Nice one. Have you thought of stripping the text of words which do not contribute much to the meaning of a sentence? This way you could squeeze the context window even more.
I have written some stories myself, with the help of GPT, i will try to parse my stories with your method. It is very interesting.
As a side note, GPT is definitely not a toy. I use it for coding, it is great! I use it to write command line apps, which do some simple data manipulation, some more complex than others, but in the order of hundreds of lines of code. They work flawlessly, without me writing even a single line of code.
I'm actually looking forward to this because the result is going to be hilarious-- the culmination of literally every slippery-slope argument ever as the models reinforce their own biases over time.
You can use Particlesy to create a custom GPT-4 bot trained just to classify csv row data and integrate systems.
One interesting use case we see is a SaaS company using the our REST API to access a Particle with custom instructions just for integration with other systems. They will provide a CSV row and the GPT-4 model will classify and map the columns into their key columns. In effect, they are able to integrate with almost any system in their vertical with an out-of-the-box integration. Albeit, it is more expensive, but it is great for the initial trial phase and the costs can be passed to the customer. https://www.particlesy.com
I'm waiting for a well-optimized LLM-based system built-into a local editor like obsidian and I can ask it scan my entire local Documents folder and then it supercharge my reading/writing locally.
We've found the same. A lot of usage through our LLM Categorization endpoint. The toughest problem was actually constraining the model to only output valid categories and not hallucinate new ones. And to only return one for single-classification (or multiple if that's the mode).
With everyone talking about LLMs being glorified autocomplete, I actually would like to see how well they perform as autocomplete. Because most built-in ones are pretty bad.

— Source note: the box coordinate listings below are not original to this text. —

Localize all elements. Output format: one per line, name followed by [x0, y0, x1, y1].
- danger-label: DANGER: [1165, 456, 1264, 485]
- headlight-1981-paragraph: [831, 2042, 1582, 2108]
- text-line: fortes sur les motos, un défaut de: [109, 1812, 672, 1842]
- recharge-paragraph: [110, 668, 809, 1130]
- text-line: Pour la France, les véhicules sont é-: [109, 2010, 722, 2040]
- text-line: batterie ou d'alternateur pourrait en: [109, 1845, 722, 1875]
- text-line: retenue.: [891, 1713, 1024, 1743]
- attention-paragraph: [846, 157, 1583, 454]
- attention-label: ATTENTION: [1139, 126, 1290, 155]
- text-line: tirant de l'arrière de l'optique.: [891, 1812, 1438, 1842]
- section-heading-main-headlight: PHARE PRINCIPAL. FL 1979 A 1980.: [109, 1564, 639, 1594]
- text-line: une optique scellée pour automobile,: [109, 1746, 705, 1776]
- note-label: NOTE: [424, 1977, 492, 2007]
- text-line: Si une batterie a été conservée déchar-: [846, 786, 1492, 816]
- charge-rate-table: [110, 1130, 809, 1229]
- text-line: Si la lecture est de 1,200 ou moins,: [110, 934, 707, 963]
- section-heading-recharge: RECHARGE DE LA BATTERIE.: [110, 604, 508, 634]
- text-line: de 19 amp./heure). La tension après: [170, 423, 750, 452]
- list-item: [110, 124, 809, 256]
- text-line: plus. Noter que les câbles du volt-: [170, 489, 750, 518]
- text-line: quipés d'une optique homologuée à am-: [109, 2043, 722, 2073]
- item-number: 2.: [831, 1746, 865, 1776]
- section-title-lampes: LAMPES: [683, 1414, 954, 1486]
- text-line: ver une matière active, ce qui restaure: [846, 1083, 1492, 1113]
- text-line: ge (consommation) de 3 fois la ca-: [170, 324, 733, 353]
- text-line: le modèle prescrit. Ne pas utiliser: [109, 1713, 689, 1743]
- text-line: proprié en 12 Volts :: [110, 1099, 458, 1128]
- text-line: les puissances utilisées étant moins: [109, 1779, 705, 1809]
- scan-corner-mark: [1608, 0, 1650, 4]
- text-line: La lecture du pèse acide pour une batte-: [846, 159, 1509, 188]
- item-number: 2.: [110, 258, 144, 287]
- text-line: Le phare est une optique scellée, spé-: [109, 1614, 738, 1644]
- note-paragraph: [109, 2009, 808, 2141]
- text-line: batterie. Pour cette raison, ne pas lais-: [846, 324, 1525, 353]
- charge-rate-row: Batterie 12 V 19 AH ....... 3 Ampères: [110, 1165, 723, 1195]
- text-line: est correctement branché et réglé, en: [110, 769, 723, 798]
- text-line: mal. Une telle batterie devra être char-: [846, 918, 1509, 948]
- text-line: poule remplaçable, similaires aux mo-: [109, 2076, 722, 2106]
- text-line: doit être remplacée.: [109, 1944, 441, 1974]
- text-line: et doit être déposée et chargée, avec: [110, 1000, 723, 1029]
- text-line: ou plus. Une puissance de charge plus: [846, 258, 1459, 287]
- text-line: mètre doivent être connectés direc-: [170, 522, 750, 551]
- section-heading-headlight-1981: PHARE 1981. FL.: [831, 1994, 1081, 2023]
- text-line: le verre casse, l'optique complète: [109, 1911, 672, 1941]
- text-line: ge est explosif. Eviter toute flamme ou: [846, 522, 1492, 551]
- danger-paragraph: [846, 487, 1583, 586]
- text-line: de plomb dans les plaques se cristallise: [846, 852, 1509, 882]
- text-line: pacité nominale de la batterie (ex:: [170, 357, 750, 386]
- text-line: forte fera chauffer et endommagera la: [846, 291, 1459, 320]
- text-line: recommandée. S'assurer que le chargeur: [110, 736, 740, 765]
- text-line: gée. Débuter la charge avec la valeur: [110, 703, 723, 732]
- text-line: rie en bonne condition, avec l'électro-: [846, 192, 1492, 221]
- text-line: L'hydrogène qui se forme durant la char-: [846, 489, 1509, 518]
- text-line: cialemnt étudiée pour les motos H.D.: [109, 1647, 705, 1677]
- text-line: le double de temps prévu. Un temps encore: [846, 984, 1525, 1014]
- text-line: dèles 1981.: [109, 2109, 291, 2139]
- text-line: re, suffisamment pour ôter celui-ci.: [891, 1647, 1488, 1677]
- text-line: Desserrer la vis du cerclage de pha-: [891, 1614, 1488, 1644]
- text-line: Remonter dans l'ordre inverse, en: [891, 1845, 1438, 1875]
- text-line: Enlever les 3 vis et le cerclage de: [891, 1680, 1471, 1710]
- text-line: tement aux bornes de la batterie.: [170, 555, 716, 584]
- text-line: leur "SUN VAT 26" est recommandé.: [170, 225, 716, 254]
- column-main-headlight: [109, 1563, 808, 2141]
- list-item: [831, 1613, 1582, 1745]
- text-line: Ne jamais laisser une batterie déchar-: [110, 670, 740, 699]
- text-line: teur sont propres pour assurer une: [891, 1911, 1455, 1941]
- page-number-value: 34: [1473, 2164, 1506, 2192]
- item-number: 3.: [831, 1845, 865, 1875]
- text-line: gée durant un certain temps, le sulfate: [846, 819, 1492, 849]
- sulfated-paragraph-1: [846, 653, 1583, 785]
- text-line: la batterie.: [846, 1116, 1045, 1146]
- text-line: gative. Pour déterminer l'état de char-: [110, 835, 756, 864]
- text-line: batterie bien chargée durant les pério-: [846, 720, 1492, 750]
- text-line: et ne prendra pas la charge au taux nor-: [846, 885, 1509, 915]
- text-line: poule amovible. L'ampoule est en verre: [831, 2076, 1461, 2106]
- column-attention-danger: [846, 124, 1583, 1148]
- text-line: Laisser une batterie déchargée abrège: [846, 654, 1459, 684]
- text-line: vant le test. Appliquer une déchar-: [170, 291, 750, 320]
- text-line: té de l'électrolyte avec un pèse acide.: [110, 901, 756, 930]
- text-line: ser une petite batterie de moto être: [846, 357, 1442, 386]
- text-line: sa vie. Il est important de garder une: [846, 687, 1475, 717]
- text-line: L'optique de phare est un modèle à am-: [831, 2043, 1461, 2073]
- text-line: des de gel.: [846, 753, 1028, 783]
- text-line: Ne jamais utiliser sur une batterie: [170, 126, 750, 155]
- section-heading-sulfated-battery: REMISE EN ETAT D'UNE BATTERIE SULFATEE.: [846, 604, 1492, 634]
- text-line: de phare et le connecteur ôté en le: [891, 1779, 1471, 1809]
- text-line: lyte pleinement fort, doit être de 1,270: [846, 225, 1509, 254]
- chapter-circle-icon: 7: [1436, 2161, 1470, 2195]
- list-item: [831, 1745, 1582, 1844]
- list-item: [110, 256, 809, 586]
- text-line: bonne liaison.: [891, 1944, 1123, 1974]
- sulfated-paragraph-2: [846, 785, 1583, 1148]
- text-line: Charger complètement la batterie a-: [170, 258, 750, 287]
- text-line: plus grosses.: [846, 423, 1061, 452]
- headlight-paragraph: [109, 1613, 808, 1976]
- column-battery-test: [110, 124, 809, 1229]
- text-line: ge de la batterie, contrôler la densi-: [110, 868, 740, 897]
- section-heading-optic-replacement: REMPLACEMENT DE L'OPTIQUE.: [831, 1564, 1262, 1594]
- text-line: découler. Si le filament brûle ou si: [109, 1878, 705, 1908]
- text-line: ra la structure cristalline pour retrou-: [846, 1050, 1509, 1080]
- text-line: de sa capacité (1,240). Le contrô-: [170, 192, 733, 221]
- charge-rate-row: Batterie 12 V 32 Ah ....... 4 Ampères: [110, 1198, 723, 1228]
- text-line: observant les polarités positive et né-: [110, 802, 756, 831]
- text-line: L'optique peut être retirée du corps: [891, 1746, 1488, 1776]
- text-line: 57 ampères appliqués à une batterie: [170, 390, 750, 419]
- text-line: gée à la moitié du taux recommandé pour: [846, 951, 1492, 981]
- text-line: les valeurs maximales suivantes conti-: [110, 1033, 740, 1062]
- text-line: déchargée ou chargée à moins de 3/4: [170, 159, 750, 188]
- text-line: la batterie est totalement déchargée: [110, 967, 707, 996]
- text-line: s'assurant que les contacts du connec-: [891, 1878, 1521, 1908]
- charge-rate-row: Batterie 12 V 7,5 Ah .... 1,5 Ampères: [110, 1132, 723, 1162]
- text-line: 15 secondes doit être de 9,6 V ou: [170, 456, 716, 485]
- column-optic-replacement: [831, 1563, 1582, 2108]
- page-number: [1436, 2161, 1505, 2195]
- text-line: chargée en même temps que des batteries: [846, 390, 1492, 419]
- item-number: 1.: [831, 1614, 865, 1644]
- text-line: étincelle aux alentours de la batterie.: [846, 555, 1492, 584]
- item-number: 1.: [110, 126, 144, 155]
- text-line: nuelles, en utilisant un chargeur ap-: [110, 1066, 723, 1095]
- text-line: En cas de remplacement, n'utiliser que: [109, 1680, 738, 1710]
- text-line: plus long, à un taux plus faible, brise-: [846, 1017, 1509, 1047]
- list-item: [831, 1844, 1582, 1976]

The difference there is that you can probably look at (or design a test for) that hodge podge of regexes and understand the range of outputs.
You can prompt gpt4 and get something that looks plausible for a few test cases with very little effort, but can you get any guarantees that it will behave reasonably for most inputs? And if you can, will those guarantees last as the model is updated underneath you?
I would be very worried that the LLM would say something medically wrong, and we'd get sued for a lot of money. ISTM that a better thing to do is to use the LLM to generate a lot of training data that you then test your handwritten super-regex against.
Yes. You can also do retrieval on your set of classified examples so the prompt only contains the most similar examples, and as your set grows, the prompt becomes more useful. (Even if this is still not as good as finetuning would be.) Note that you can do multiple prompts if you are willing to pay for even more accuracy, to ensemble different prompts.
I cannot recommend guidance enough. You can use shockingly small Llama models for some tasks with guidance while only actually generating a handful of tokens.
You should highly consider some form of guidance/logit bias for classification especially if you have a known set of classes. This will ensure you get it in the format that you want, with the correct classes that you want.
Keep in mind LLMs perform much better with COT. So you make it explain what the text/image is, then explain the possible classifications, then list its final decision. Again guidance can ensure it follows the correct format to do this.
LLM's still massively benefit from finetuning, especially if you want too classify it in a particular format. Notebook tags vs SFW/NFSW vs important subjects, etc. Existing alignment can sometimes mess with some of these classifications too which finetuning helps smooth out.